Algún desprevenido podría creer que La casa con un reloj en sus paredes es una emulación tardía de Harry Potter, pero lo cierto es que se basa en una novela juvenil de John Bellairs -ilustrada nada menos que por Edward Gorey- publicada en 1973, un cuarto de siglo antes que la primera de la saga de J.K. Rowling.
El punto de partida es parecido: el protagonista es Lewis Barnavelt, un niño que luego de quedar huérfano debe irse a vivir con un tío, que habita una mansión encantada y resulta ser un hechicero que lo inicia en los secretos de la magia. El chico no usa anteojos, pero sí unas antiparras antiguas. Aquí no hay otros docentes mágicos: para Lewis, la única referente en la materia, además del hermano de su madre, es la bondadosa vecina, Florence Zimmerman, una bruja caída en desgracia. Y hasta aquí llegan las comparaciones.
La casa con un reloj en sus paredes tiene por lo menos dos fortalezas. Por un lado, el elenco: difícil encontrar mejores intérpretes que Jack Black y Cate Blanchett para esa pareja dispareja de magos. El pequeño Owen Vaccaro está a la altura, y siempre es una alegría ver vigente a Kyle MacLachlan, el actor fetiche de David Lynch. Por otro, la imaginería visual: ambientada en los años '50, desde la caracterización de los personajes hasta la gótica casona encantada, con todos sus objetos animados, son deslumbrantes.

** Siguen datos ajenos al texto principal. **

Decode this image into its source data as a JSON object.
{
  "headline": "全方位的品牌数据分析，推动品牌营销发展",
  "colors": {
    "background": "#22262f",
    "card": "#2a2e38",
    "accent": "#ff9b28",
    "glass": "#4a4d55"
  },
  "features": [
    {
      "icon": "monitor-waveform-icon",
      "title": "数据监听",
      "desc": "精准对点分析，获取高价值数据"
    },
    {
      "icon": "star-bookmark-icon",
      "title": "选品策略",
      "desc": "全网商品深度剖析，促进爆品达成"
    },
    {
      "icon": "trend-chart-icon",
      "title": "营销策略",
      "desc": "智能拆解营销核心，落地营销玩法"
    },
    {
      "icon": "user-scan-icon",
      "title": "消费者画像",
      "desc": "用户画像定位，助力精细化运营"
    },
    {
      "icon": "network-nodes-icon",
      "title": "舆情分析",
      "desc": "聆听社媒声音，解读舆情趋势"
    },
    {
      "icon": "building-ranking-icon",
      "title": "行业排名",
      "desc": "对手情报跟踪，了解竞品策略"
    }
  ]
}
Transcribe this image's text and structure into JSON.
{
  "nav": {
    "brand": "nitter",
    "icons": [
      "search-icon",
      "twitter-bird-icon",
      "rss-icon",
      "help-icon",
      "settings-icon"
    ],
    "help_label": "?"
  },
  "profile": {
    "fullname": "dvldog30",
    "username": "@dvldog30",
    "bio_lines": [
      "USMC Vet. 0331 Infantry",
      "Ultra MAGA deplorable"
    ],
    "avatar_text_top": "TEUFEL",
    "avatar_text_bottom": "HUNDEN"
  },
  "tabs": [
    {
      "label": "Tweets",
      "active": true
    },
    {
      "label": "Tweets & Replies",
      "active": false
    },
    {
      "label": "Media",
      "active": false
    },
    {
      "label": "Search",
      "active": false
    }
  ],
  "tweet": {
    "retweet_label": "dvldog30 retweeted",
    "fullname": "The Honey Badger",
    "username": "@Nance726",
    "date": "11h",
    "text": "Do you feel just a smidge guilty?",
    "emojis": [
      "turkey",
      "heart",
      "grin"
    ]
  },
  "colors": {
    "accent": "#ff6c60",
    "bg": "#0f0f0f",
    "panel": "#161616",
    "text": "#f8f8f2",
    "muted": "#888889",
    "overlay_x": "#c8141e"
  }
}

Quizá la historia, que por momentos se hace demasiado hablada y reiterativa, no esté a la misma altura. Hacía falta un poco más de fluidez narrativa para conectar lo que le sucede a Lewis en el ámbito escolar -bullying- con sus aventuras puertas adentro de la casa y la batalla contra el malvado de la historia. Una historia que, de todos modos, es atractiva.